É claro que é um pouco exagerado dizer que ninguém mais é marxista. Algumas pessoas ainda não se deram conta disso. Há também os “libertários de esquerda”, que são os remanescentes do marxismo acadêmico do século XX ( pessoas que se apegam à ideia de autopropriedade, enquanto tentam bloquear as conclusões antiegalitárias que Nozick derivou dela). Há também uma minitendência recente de marxistas “neo-republicanos”, mas eles são basicamente liberais que, em vez de recorrer ao igualitarismo de Rawls, querem se basear na norma de “não dominação” de Philip Pettit (que considero apenas mais uma vertente do liberalismo) para reconstruir o marxismo.
Mas, além disso, o colapso do marxismo acadêmico – como um corpo de crítica social normativamente motivada – foi completo. Daí a fundamental falta de seriedade do marxismo contemporâneo no discurso público. O marxismo popular (juntamente com o tipo de marxismo gramsciano ou “cultural” encontrado em departamentos de estudos críticos) tornou-se uma religião sem teologia. Posso entender por que algumas pessoas podem relutar em ler teoria marxista séria, se o principal resultado for transformá-las em liberais, mas se a alternativa for o estilo de estupidez agressiva e descarada encontrado na revista Jacobin (ou seja, “Vou falar como um marxista, mesmo que nada disso faça sentido, porque você não pode me impedir!”), então me parece um preço que vale a pena pagar.
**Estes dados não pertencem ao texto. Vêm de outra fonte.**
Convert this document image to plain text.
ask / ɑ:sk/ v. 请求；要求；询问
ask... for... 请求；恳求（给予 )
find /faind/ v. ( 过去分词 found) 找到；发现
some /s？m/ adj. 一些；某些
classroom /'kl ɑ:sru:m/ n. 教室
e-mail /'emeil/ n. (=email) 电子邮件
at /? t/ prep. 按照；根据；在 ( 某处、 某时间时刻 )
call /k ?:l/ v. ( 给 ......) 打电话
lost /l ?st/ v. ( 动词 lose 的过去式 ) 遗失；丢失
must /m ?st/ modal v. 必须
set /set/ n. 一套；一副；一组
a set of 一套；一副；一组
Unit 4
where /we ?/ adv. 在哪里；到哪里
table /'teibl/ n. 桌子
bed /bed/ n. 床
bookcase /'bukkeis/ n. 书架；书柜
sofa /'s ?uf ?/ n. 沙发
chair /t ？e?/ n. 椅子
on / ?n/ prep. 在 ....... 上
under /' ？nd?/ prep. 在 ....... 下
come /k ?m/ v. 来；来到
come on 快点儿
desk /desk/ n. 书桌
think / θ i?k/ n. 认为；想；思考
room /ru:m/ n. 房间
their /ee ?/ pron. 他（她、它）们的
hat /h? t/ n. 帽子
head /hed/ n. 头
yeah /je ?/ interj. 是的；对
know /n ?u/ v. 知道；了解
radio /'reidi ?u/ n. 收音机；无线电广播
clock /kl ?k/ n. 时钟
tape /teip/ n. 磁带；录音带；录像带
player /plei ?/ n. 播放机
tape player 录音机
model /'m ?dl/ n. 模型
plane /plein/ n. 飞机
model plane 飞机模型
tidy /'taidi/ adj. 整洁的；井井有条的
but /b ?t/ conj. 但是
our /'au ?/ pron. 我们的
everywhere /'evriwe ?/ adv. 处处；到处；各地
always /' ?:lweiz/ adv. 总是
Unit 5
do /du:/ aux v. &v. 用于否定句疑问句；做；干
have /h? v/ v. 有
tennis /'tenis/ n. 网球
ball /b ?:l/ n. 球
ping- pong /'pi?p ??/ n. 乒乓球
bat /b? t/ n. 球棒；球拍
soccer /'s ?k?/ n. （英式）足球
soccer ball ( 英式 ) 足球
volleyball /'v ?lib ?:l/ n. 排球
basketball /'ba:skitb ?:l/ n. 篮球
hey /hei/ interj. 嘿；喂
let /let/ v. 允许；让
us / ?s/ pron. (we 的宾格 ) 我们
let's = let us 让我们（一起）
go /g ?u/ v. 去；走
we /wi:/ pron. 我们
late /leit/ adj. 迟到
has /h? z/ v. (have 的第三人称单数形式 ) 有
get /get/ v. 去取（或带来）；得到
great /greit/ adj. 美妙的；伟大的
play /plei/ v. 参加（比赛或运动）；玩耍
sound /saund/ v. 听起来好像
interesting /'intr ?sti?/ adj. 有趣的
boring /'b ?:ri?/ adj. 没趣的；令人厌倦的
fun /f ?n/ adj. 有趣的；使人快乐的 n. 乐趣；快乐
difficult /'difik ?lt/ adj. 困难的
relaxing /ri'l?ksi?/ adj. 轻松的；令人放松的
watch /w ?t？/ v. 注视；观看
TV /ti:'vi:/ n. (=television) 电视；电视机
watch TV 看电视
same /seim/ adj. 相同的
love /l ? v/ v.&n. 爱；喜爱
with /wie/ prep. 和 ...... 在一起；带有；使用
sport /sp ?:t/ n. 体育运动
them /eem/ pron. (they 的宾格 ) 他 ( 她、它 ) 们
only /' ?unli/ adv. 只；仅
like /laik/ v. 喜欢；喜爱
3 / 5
Infelizmente, algumas pessoas não perceberam essas tendências porque não houve um momento em que alguém “refutou” o marxismo. Os pensadores sérios, em sua maioria, simplesmente se afastaram dele aos poucos, como convidados em uma festa que saem da sala de estar para a cozinha, onde a conversa é mais animada. Nesse caso, a conversa para a qual eles migraram foi a do rawlsianismo. Foi assim que Rawls acabou triunfando sobre o marxismo: tornando-o supérfluo, fazendo com que ninguém mais precisasse ser marxista.
Os rawlsianos, aliás, são péssimos em explicar qualquer uma dessas coisas, e foi por isso que pensei em tentar.